Baca berita tanpa iklan. Gabung Kompas.com+

Yap Cun Teh, Pelestari Kue Keranjang

Kompas.com - 18/03/2015, 08:27 WIB

USAHA yang keras pasti akan membuahkan hasil yang manis. Prinsip itu disimbolkan dalam bentuk kue keranjang yang terlihat sederhana, tetapi membutuhkan kerja keras untuk membuatnya. Kue keranjang hanya terdiri atas dua bahan, yaitu beras ketan dan gula. Namun, untuk mewujudkannya dibutuhkan kesabaran dan kerja keras.

Prosesnya butuh waktu paling kurang lima hari. Beras ketan harus dilembutkan terlebih dahulu. Setelah itu, diikuti pekerjaan membanting tulang mengaduk adonan yang menyerupai dodol tersebut agar kalis. Pekerjaan yang memeras keringat tersebut mengakibatkan semakin berkurangnya jumlah pembuat penganan khas Tionghoa ini.

Salah satu pembuat kue keranjang yang masih bertahan hingga sekarang adalah Yap Cun Teh (64). Selama 31 tahun, Cun Teh telah membuat kue keranjang untuk menyambut Imlek ataupun Idul Fitri. Keahlian yang dipelajari dari ibunya itu pun diturunkan kepada anak dan cucunya. Dua kali di dalam satu tahun, seluruh keluarga berkumpul untuk sama-sama bekerja membuat dan mengemas kue keranjang.

Cun Teh mengenang ketika ia pertama kali memutuskan untuk menjual kue keranjang buatannya, yaitu pada tahun 1984. Tempat tinggal dia di Curug, Tangerang, merupakan tempat bermukim salah satu komunitas Tionghoa tertua di Nusantara, yaitu Tionghoa Benteng. Komunitas ini memegang teguh adat istiadat mereka. Oleh karena itu, kue keranjang merupakan makanan yang wajib ada ketika perayaan Imlek tiba.

”Dulu, semasa saya masih kecil, setiap keluarga membuat kue keranjang masing-masing,” Cun Teh bercerita.

Walaupun bahan dasar kue keranjang hanya dua, ia menerangkan bahwa setiap keluarga memiliki rasa khas masing-masing di kue keranjang mereka. Khusus untuk keluarga Yap, resep kue keranjang merupakan warisan turun-temurun dari pihak ibu.

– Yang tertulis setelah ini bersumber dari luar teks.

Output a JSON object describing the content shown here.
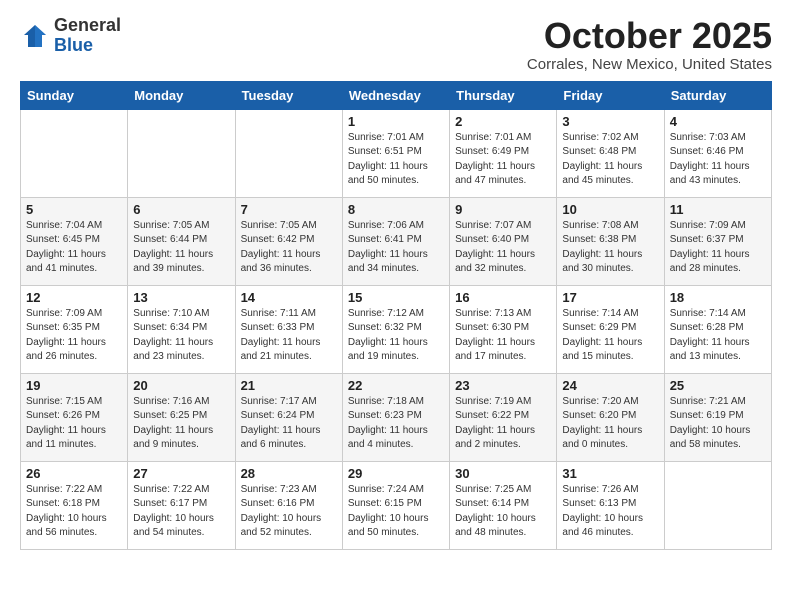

Pada masa itu, mayoritas warga Tionghoa Benteng bekerja sebagai petani. Mereka bercocok tanam, mulai dari padi hingga palawija. Cun Teh mengatakan, biasanya musim panen datang dua hingga tiga bulan sebelum Imlek, atau akrab disebut Sin Cia oleh para peranakan Tionghoa, sehingga mereka memiliki banyak waktu lowong untuk mempersiapkan hari istimewa tersebut.

Anak-anak membantu orangtua mereka membersihkan rumah, menyusun altar untuk sembahyang, dan menghias rumah. Laki-laki dan perempuan, semua terlibat di dapur untuk membantu ibu memasak hidangan Sin Cia, termasuk membuat kue keranjang.

Seiring perjalanan waktu, penduduk Tionghoa Benteng yang memilih bekerja sebagai petani berkurang. Generasi muda mendapat pendidikan yang lebih baik daripada orangtua mereka sehingga para pemuda memilih untuk membuka usaha sendiri ataupun menjadi pegawai di perusahaan.

”Awal tahun 1980-an terasa banget kalau kue keranjang semakin jarang dibuat. Saudara-saudara mulai meminta nenek saya agar dibuatkan kue keranjang sejak dua hingga tiga minggu sebelum Sin Cia,” kata Cun Teh.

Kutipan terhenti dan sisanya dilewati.